Research Article: 53BP1 contributes to a robust genomic stability in human fibroblasts

Date Published: September 8, 2011

Publisher: Impact Journals LLC

Author(s): Lauren S. Fink, Michaela Roell, Emanuela Caiazza, Chad Lerner, Thomas Stamato, Silvana Hrelia, Antonello Lorenzini, Christian Sell.



Faithful repair of damaged DNA is a crucial process in maintaining cell viability and function. A multitude of factors and pathways guides this process and includes repair proteins and cell cycle checkpoint factors. Differences in the maintenance of genomic processes are one feature that may contribute to species-specific differences in lifespan. We predicted that 53BP1, a key transducer of the DNA damage response and cell cycle checkpoint control, is highly involved in maintaining genomic stability and may function differently in cells from different species. We demonstrate a difference in the levels and recruitment of 53BP1 in mouse and human cells following DNA damage. In addition, we show that unresolved DNA damage persists more in mouse cells than in human cells, as evidenced by increased numbers of micronuclei. The difference in micronuclei seems to be related to the levels of 53BP1 present in cells. Finally, we present evidence that unresolved DNA damage correlates with species lifespan. Taken together, these studies suggest a link between recruitment of 53BP1, resolution of DNA damage, and increased species lifespan.

Partial Text

Human cells exhibit a greatly enhanced stringency for growth control and greater genomic stability when compared to rodent cells [1]. This higher stringency is thought to underlie the relative resistance of humans to malignancies. For example, it has been estimated that the difference in the spontaneous immortalization rate between rodents and human cells is 10−5 to 10−6 compared to 10−9 to 10−10[2]. This difference is reflected experimentally in studies which introduced active oncogenes to drive malignant transformation in primary cells. Rodent cells required a single oncogenic mutation coupled with abrogation of the major cell cycle checkpoint regulator p53, while human cells required the addition of multiple oncogenic mutations targeting several intracellular pathways critical to cell cycle progression and survival, which include p53, pRb, and the Ras/MAPK pathway as well as cellular phosphatases [3]. Substantial differences have been found at the cellular level that may contribute to the species-specific differences in genomic stability between rodent and human cells. For example, telomere biology differs significantly between rodent and human cells [4], and the spindle checkpoint has been found to be much less stable in rodent cells [5,6]. In addition, there is variation in essential DNA repair proteins such the Ku70/80 heterodimer and DNA end binding, although absolute DNA repair rates appear to be similar in rodents and humans as assessed by standard assays [7].

The DNA damage response and cell cycle checkpoints are closely linked, and there is substantial overlap of signaling factors in both processes.

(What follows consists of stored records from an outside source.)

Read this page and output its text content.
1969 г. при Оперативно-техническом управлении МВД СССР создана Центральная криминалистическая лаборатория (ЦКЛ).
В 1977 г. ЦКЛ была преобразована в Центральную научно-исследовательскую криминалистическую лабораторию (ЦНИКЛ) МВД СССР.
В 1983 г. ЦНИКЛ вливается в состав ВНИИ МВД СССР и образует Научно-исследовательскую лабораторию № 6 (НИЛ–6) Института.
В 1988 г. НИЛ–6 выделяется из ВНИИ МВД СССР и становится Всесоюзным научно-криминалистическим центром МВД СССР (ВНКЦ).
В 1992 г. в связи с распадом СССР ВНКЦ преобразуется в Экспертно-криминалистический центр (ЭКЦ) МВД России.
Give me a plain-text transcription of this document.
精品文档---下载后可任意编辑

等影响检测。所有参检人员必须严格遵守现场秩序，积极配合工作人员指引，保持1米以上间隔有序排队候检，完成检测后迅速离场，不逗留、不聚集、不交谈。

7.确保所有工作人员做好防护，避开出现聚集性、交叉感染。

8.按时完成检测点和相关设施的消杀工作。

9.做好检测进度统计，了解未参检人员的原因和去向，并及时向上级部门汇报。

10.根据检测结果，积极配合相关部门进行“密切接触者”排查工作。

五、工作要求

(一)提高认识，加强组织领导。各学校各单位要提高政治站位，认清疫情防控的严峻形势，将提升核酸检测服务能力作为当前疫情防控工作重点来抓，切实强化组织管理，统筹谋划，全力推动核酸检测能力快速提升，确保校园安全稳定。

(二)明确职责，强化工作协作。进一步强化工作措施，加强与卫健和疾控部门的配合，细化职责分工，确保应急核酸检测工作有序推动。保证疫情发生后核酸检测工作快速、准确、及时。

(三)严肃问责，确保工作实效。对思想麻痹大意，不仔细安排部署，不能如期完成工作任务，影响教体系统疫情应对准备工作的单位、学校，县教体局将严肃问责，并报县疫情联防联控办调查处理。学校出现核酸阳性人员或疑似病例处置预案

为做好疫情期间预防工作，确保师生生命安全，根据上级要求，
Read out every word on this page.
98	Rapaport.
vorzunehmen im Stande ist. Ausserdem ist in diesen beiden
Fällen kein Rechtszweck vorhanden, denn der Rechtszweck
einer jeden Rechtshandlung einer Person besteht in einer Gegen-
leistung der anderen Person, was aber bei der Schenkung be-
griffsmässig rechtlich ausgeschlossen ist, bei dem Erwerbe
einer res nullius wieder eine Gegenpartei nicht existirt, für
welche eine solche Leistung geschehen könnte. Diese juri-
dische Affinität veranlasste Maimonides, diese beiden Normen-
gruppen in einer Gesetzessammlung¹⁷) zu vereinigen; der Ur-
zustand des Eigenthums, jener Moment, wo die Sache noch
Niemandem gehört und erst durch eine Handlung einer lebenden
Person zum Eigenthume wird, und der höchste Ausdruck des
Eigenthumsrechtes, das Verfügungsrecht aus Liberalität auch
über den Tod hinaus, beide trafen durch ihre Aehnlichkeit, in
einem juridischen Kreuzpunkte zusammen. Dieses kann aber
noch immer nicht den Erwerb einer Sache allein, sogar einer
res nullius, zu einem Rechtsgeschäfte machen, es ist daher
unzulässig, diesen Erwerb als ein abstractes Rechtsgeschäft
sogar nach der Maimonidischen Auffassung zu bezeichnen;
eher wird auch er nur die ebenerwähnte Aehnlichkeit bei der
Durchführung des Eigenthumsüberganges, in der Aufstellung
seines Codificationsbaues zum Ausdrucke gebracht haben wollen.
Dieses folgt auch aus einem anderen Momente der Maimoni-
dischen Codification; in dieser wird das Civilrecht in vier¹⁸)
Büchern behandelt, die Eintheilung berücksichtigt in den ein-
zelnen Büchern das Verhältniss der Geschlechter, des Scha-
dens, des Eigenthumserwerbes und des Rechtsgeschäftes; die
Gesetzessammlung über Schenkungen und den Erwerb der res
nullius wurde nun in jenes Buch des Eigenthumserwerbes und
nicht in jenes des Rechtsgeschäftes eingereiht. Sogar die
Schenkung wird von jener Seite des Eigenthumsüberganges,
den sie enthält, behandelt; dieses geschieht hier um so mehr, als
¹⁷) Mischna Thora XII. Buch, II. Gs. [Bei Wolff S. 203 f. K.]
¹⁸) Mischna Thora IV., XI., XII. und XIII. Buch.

In addition to the differences our laboratory has observed in Ku80 levels between mouse and human cells [7], we have now demonstrated differences in the accumulation of 53BP1 between these two cell types. Both under normal conditions and in response to treatment with a DNA damaging agent, we find that there is a more robust 53BP1 foci response in human fibroblasts, which display higher numbers of 53BP1 foci over time, compared to mouse fibroblasts. This observation suggests that 53BP1 recruitment may be linked to the differences in genome stability that characterize rodent and human cells. This interpretation is consistent with previous studies that suggest that γH2AX serves to facilitate the accumulation of 53BP1 at damage foci to ensure proper cell cycle arrest [12]. Consistent with this concept, it has previously been shown that 53BP1-deficient mouse fibroblasts cannot maintain G2/M arrest as efficiently after damage [14]. Interestingly, it has also been reported that 53BP1 foci may act to shield unresolved DNA lesions occurring as a result of replication stress and that 53BP1 foci may be maintained into subsequent cell cycles; these foci were associated with sites of frequent chromosome breaks such as fragile sites [5]. We noted that mouse cells contain more 53BP1 foci than human cells at baseline (labeled as control in Figure 3C), suggesting that mouse cells are more likely to harbor unresolved DNA lesions than human cells. However, following DNA damage, mouse cells mount a less robust response as evidenced by the reduced number of 53BP1 foci per cell, and presumably this reduced response leads to an increase in the number of cells that produce micronuclei relative to human cells. The link between micronuclei formation and 53BP1 levels is supported by the fact that a reduction in 53BP1 levels in human cells leads to a significant increase in micronuclei even in cells that have not been exposed to DNA damaging agents.